Today, automation can be good at undertaking pre-planned actions when pre-defined conditions occur. Which means certain types of roles, that are formulative in nature, lend themselves to automation. But trying to improve the efficiency of these roles is not necessarily new. Many organisations have already spent effort reducing the associated costs, sometimes replacing higher cost resources with lower cost alternatives. This transition typically required organisations to document the process aspects of these roles in detail, naturally this feeds well into the foundations of an automation drive. And this is not necessarily limited to the lower end of the pay scale, I am sure there are a number of people in high paying roles in FSI, trading, banking etc. that are beginning to see components of their role replaced by automation.

Automation of Tomorrow

Looking forward, automation is beginning to become more adaptive and use machine learning and AI more broadly to make judgement calls. Bots may understand typed and spoken language as input.

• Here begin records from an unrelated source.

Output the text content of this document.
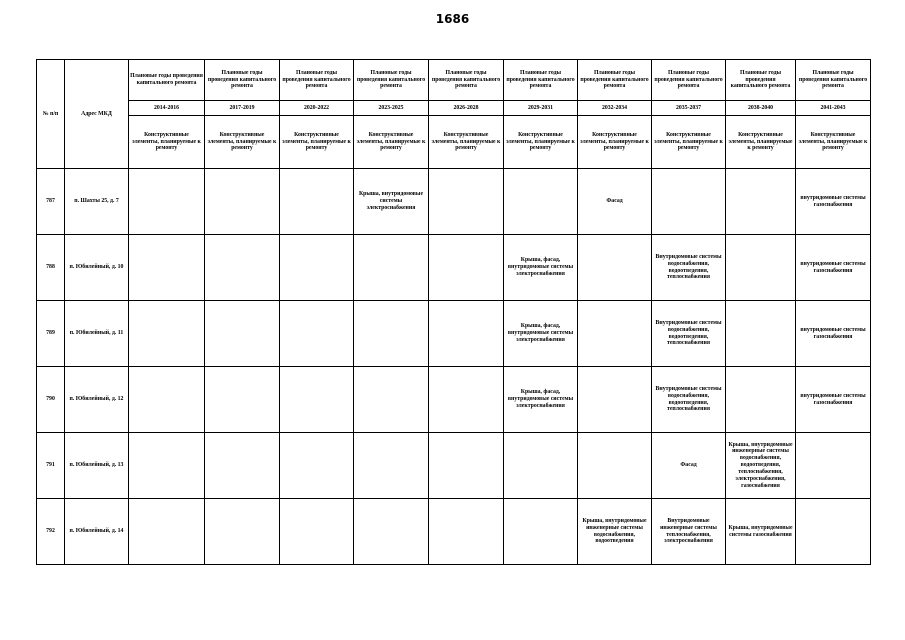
1686
№ п/п	Адрес МКД	Плановые годы проведения капитального ремонта	Плановые годы проведения капитального ремонта	Плановые годы проведения капитального ремонта	Плановые годы проведения капитального ремонта	Плановые годы проведения капитального ремонта	Плановые годы проведения капитального ремонта	Плановые годы проведения капитального ремонта	Плановые годы проведения капитального ремонта	Плановые годы проведения капитального ремонта	Плановые годы проведения капитального ремонта
		2014-2016	2017-2019	2020-2022	2023-2025	2026-2028	2029-2031	2032-2034	2035-2037	2038-2040	2041-2043
		Конструктивные элементы, планируемые к ремонту	Конструктивные элементы, планируемые к ремонту	Конструктивные элементы, планируемые к ремонту	Конструктивные элементы, планируемые к ремонту	Конструктивные элементы, планируемые к ремонту	Конструктивные элементы, планируемые к ремонту	Конструктивные элементы, планируемые к ремонту	Конструктивные элементы, планируемые к ремонту	Конструктивные элементы, планируемые к ремонту	Конструктивные элементы, планируемые к ремонту
787	п. Шахты 25, д. 7				Крыша, внутридомовые системы электроснабжения			Фасад			внутридомовые системы газоснабжения
788	п. Юбилейный, д. 10						Крыша, фасад, внутридомовые системы электроснабжения		Внутридомовые системы водоснабжения, водоотведения, теплоснабжения		внутридомовые системы газоснабжения
789	п. Юбилейный, д. 11						Крыша, фасад, внутридомовые системы электроснабжения		Внутридомовые системы водоснабжения, водоотведения, теплоснабжения		внутридомовые системы газоснабжения
790	п. Юбилейный, д. 12						Крыша, фасад, внутридомовые системы электроснабжения		Внутридомовые системы водоснабжения, водоотведения, теплоснабжения		внутридомовые системы газоснабжения
791	п. Юбилейный, д. 13								Фасад	Крыша, внутридомовые инженерные системы водоснабжения, водоотведения, теплоснабжения, электроснабжения, газоснабжения	
792	п. Юбилейный, д. 14							Крыша, внутридомовые инженерные системы водоснабжения, водоотведения	Внутридомовые инженерные системы теплоснабжения, электроснабжения	Крыша, внутридомовые системы газоснабжения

Routines may use analytics and prediction to select the best cause of action to a specific situation. This broadens the scope of the application of automation from tasks, which have clear black/white outcomes to those with shades of grey requiring intuition calls.

"If you are doing the job of a robot today, then it is logical to think that computers may one day replace you. But the question is, do you want to be doing the job of a robot to begin with?"

So is this all doom and gloom? I think this is definitely an approaching wave of change that is going to impact on areas of the workforce. Over time this will phase out some roles, and aspects of others, but it will also result in creation of new roles and the improvement of others. Contrary to how if can sometimes seem, most organisations are not just trying to cut costs. They are instead usually focused on ensuring value is being created for both their customers and their shareholders, and driving their competitive advantage. While this does mean reducing costs where practical, it also means making investment in areas that continue to drive growth. This should therefore also mean new jobs, new opportunity and more innovation across the board.

What to do?

But it does mean change is likely for some, and change can be very unpleasant. To ensure you are ready for change I think you need to take an honest look at your current role to determine if it fits the model of a function that overtime could be automated. If so take the opportunity to begin preparing for the change, developing skills and experiences that will ultimately be of higher value if/when organisations begin to adopt automation as a means to increasing value.